Заставка для - Рябова (Матвеева) Вера Павловна

Война началась, когда она жила в Коркино.

Мы сохраняем устную историю. Помочь нам можно здесь.

Я родилась в деревне Хоченье, это 6 км от Любани.
Мимо нас можно в Сельцо ехать или мимо на Коркино, а наша деревня – через речку была, я там родилась. А после войны приехали с родителями с Германии, и жила в Любани. У меня было два брата и сестра, и я.
Я самая младшая была. Я родилась у матери на 50 – м году жизни. Самая последняя. Кто с 1925 года, кто как, а я самая была последняя, 1928 года рождения.
И откровенно говоря, мало с родителями пожила. В школу я пошла, пять классов закончила, 4 года в Заволжье, а потом и в Коркино, закончила пять классов, перешла в шестой класс, и в это время война началась. Но когда война началась, в это время немного я с родителями пожила. В 1941 году война началась. Нас сразу же держали года два в деревне Хоченье, а потом отправили нас в Литву.

01
Рябова Вера Павловна. Германия 1944год

О начале войны так узнали? Дело было летом, с речки пришли, накупались. Я помню, как я на речку ходила купаться… Сколько мне было-то? 12 лет было.
Пошли покупаться. Ну, такие девчонки были. Речка была недалеко, такая хорошая, и говорят: «Война началась» Да какая война, какая война, приходим домой, а мой отец, он участвовал в ту войну, собрал всех соседей и говорит:
– Знаете, что ведь война началась?
– Да как, война…
– В голове не было того, что война.
– Да, не шутка…
Уже немцы захватили где-то там наши территории. И его слушаем, он понимал, потому что он в ту войну участвовал, так он со знанием дела говорил.
Пожили мы несколько дней и говорят, что… Да, недолго были без немцев. И немцы идут в Апраксином, и вот нас всех в лес согнали за Заволожье. Собрали туда, там сделали шалаши, мы там были недолго. Отец ходил, а заняли наши дома немцы, уже деревню заняли. А наш отец любопытный, да не убьют они меня, я по-немецки то умею говорить. Пойду, схожу в деревню. Пришел, с ним поговорят в такое время, что уже немцы стали дальше идти, занимать наши дома, да все. Ну, что говорить, приходите в дома. Пришли, правда, не разбиты были дома. Но у кого что было, куры или что, они, конечно, все съели, уничтожили. Приехали – уже сараи пустые. А приехали домой. Это я хорошо помню.
Мы занимали одну сторону, а немцы – другую комнату. У нас вообще немцы были такие удачные, хорошие были. Как чего – немного поделятся. Я помню, одно время: «Ой, господи, говорю, еще пришли такие!»

09
20 лет 1948 год

В то время уже заставили работать, им дорогу на Коркино делать, ремонтировать. И меня тоже заставляли. Что там, еле лопату держу. Я пришла с работы, мать меня так ругала. Я как начала этого немца крыть: «Зараза, пришли, дайте, еще и работать заставили. А тут пришли и не знаешь, что, и есть нечего!» Злая я была такая. Мама говорит: «Ты договоришь, что нас всех убьют!»
Немец был пожилой, он меня понял. Мое детство понял, что я ребенок. Почта была у нас, стояла. А он немец был пожилой. Рыжий такой, и усы были. Как сейчас помню, ведь, сколько лет прошло, а я все помню. На земле так научилась работать. В настоящее время стараюсь, как немцы учили меня, за это дело тоже ругали. Собака была большая, не так сделаешь, так боялись собаки этой.
Мама тоже работала. Стирала на немцев.

02
Д.Хоченье (первая слева Вера сидит, 1941г.)
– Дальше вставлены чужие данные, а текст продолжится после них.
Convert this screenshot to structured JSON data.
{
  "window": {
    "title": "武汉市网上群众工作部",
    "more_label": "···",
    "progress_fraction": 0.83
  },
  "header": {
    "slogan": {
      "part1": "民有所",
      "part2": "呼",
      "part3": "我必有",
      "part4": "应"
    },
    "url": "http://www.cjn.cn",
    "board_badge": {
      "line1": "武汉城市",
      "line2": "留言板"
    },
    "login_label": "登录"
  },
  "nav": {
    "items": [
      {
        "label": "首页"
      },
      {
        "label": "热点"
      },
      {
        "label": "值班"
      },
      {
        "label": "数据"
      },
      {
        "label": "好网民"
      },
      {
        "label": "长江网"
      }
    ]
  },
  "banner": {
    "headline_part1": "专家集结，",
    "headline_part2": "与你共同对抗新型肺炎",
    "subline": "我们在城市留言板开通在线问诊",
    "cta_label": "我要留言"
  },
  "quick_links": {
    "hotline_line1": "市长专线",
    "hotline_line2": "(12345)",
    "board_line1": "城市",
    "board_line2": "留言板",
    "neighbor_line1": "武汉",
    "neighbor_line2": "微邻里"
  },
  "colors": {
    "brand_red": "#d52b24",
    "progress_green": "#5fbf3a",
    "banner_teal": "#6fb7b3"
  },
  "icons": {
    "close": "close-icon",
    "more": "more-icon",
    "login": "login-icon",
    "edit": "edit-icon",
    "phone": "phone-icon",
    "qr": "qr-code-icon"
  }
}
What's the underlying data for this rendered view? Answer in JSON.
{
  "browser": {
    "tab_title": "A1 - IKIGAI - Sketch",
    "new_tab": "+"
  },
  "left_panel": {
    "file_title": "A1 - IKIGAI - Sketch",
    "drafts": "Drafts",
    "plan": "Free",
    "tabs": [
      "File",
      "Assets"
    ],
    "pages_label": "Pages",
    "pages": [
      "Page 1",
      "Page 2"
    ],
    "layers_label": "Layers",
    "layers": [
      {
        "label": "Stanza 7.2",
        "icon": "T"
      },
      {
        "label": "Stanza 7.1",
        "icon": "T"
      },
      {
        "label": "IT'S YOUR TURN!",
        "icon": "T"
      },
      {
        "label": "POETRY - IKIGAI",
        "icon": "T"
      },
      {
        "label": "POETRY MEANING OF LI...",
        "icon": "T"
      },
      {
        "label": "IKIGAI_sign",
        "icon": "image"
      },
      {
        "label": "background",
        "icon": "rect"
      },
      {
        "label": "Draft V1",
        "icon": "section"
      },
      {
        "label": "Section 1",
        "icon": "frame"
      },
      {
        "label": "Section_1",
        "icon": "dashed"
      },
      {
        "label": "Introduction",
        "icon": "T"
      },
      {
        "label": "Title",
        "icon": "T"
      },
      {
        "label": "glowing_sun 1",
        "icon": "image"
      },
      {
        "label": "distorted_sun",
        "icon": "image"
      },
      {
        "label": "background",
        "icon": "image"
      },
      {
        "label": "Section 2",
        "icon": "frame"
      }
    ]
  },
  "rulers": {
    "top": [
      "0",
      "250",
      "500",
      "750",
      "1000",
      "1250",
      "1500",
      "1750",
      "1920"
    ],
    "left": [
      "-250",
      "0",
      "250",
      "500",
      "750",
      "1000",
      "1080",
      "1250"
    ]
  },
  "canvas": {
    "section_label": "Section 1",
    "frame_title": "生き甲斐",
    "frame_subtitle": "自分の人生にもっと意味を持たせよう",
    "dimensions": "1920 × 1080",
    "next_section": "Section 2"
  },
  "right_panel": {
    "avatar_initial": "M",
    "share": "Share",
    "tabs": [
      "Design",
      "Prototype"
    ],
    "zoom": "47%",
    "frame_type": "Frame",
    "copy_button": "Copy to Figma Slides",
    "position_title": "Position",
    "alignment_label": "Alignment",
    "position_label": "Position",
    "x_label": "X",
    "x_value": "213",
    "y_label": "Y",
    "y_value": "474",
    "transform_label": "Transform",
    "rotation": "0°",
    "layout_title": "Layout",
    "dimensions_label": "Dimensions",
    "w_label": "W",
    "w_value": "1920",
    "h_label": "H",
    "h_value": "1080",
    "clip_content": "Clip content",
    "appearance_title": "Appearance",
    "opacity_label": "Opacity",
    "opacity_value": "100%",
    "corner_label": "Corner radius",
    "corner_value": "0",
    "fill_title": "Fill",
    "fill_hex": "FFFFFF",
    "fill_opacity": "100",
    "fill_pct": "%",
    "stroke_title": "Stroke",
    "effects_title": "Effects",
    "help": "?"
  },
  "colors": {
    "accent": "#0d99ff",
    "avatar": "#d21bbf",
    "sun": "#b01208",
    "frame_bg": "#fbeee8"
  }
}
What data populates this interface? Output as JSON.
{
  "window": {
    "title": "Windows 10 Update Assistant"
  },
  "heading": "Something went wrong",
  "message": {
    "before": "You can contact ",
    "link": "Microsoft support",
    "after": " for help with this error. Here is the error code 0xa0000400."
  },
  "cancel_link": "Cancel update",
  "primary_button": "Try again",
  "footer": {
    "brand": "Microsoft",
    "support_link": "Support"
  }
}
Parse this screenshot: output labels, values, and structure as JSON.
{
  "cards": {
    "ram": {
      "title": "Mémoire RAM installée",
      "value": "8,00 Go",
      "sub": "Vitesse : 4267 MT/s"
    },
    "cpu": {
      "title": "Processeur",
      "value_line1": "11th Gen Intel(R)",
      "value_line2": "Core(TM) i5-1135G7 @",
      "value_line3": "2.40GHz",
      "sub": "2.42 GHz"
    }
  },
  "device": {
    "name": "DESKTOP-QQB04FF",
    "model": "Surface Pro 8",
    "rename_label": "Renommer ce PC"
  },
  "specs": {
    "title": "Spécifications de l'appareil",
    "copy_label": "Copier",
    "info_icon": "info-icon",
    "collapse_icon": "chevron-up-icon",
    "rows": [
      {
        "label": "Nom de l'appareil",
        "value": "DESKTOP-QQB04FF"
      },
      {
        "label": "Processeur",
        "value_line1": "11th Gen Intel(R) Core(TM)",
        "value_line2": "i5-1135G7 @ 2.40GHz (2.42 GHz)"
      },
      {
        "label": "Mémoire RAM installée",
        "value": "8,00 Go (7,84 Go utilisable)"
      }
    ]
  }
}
Отец был старый. Он ту войну прошел. Тоже с немцами была война. Первая мировая война. Он помогал на кухне, воду возил, дрова. И котелок затоплял, а кто готовил, не знаю. Он не готовил, но сготовят когда, и ему дадут поесть, а он нам несет.
В нашей деревне только почта была.
И старичок один украл посылку, и его сразу убили. Один раз такое было. У них тоже была почта, у нас была тоже почта. Может быть, даже когда они пришли, у них была почта, а у наших, когда они уже пожили. Одни немцы уезжают, другие приезжают,
смены были.
А потом почта переехала в Любань. А отца все звали, где у них была бойня, заготовляли мясо, и отец приходил, и ему мясо все время давали. А потом в Любань часть переехала. Вот он ездил за мясом в Любань, каким путем, не знаю. А какое мясо, лошадь, наверное. По-моему, конина была. Немцы, наверное, скот-то уже весь в Любани уничтожили. А это, наверное, с фронта конина, и сами они ели. Это уже потом, перед тем, когда нас забрали в Литву. Забрали нас, в каком году-то? Был праздник, осенний праздник, в тот день мы уезжали. Покров был праздник, было солнечно, уезжать-то, как было – на машинах.
А до Любани, до вокзала, а потом – поезд. Как мы попали в Коровий Ручей-то? Повезли нас в Литву, так, наверное, была пересадка, и попали в Коровий ручей. Ехали, ехали – никак ночь, приехали. Взрослым говорят: « Вот так, в Коровьем Ручье мы».
Это получается, на узкоколейке вокруг, и вернулись в Коровий Ручей?
А потом уже на другую посадили. Тоже уже бомбили по дороге. И страшно было, думали: « Все, нам хана». Но привезли нас, распределили по хуторам. У нас такой был хозяин, и все говорит, интересовался все Ленинградом у меня. Ну и как: шон, шон, ты была в Ленинграде? Я ему говорю, что я в школе училась, я по-немецки хорошо говорила. И стала рассказывать, как я училась в школе и нас учительница возила в Ленинград.
Мария Михайловна такая была, у которой я училась. Это когда училась я в Заволжье. 4 года я там училась, а год училась в Коркино. Всех учителей помню, Мария Михайловна, Мария Ефимовна, близкие такие учителя. С Марией Михайловной долго мы переписывались, когда приехала. Руссковолжье, Мамичева Мария Михайловна, мы с ней переписывались, я узнала, что она там живет, и переписывались. У нее сын был, Гарик, имя такое есть.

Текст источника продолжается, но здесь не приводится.